- Il report pubblicato questa settimana “Stato delle piante e dei funghi 2020 a livello globale”, nato dagli sforzi collaborativi di 200 scienziati provenienti da 42 paesi, verte su di una valutazione complessiva delle piante e dei funghi da un punto di vista alimentare nonché come carburante, strumento di resilienza urbana e altro ancora.
- Nel 2019 sono state descritte 1.942 specie di piante e 1.886 specie di funghi, alcune delle quali strettamente imparentate a specie conosciute per le loro proprietà medicinali e perciò potenzialmente importanti dal punto di vista medico.
- Secondo il report, più di 7.000 piante commestibili offrono un grande potenziale come colture per il futuro in quanto rispondono a criteri quali l’essere nutrienti, resistenti e storicamente utilizzate come fonte di cibo.
- Si stima che circa il 40% delle specie di piante sia a rischio di estinzione.
Lo spazio cosmico, le profondità degli oceani e la fisica quantistica sono campi ideali per effettuare scoperte. Si tratta di aree, o meglio frontiere, inesplorate della scienza. Un’altra frontiera potrebbe però nascondersi proprio davanti ai nostri occhi, sotto ai nostri piedi o fuori dalla finestra nel regno delle piante e dei funghi.
Nel solo 2019, sono state descritte dagli scienziati 1.942 nuove specie di piante e 1.886 specie di funghi. Alcune di queste piante appartengono alla famiglia di cui fanno parte l’aglio e la cipolla, altre sono state identificate come specie selvatiche di manioca e altre ancora sono strettamente imparentate con specie conosciute per le loro proprietà mediche e perciò potenzialmente utili per la medicina.
Purtroppo, si stima che circa il 40% delle specie di piante a livello globale sia a rischio di estinzione.

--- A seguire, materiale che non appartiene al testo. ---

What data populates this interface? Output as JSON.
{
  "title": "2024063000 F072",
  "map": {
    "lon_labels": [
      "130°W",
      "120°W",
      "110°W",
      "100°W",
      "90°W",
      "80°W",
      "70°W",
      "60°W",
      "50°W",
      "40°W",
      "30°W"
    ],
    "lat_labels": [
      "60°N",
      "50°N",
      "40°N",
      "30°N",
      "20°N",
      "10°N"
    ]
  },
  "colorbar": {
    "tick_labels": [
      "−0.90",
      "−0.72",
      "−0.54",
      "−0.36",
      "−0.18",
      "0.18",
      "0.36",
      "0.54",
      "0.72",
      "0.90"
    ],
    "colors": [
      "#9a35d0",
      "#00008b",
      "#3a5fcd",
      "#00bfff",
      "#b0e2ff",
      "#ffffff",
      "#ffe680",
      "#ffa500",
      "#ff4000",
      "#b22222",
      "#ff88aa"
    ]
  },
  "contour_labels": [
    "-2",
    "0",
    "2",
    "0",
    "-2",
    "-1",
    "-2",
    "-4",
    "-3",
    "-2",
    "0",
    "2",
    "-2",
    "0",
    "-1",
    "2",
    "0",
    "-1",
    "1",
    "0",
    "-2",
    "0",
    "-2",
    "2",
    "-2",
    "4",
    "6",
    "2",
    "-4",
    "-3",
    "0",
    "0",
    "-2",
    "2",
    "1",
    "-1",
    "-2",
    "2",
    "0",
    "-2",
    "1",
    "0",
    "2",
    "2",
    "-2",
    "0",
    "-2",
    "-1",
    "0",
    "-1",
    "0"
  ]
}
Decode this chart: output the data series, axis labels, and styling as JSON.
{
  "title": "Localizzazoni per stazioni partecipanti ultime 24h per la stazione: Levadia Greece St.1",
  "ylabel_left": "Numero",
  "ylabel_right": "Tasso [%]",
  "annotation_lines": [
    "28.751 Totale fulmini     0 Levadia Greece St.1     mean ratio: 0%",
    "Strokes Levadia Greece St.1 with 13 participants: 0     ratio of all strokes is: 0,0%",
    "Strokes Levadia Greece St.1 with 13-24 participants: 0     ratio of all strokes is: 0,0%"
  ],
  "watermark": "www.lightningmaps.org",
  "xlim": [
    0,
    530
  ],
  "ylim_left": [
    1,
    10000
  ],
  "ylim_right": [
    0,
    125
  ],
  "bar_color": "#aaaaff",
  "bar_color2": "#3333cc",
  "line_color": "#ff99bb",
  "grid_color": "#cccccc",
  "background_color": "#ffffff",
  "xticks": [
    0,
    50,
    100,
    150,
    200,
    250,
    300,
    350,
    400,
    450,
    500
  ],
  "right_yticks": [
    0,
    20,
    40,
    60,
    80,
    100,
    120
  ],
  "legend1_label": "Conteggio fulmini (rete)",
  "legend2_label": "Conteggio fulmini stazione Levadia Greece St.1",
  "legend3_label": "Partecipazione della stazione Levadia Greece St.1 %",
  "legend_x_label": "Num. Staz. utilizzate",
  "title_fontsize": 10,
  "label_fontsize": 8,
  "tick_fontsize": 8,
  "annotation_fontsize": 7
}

Il report sullo “Stato delle piante e dei funghi 2020 a livello globale” pubblicato questa settimana da Royal Botanical Gardens, Kew (RBG Kew), verte su di una valutazione complessiva delle piante e dei funghi da un punto di vista alimentare nonché come carburante, strumento di resilienza urbana, fonte di diversità genetica, ma anche da un punto di vista commerciale e di conservazione per comprendere se le regole di protezione aiutino o ostacolino la ricerca scientifica.
Lo studio è sorto dagli sforzi collaborativi di 200 scienziati provenienti da 42 paesi. Ciascun capitolo del report si basa su nuovi studi pubblicati sul New Phytologist journal e ha come scopo quello di riportare le scoperte effettuate in una maniera che sia accessibile al lettore.
“Si tratta di una raccolta di informazioni senza precedenti” ha dichiarato Phil Stevenson a Mongabay, ricercatore del RBG Kew e principale autore del capitolo dedicato ai servizi dell’ecosistema. “Si spera che possa aiutare i singoli e i decisori politici a capire come apportare cambiamenti e come conservare”.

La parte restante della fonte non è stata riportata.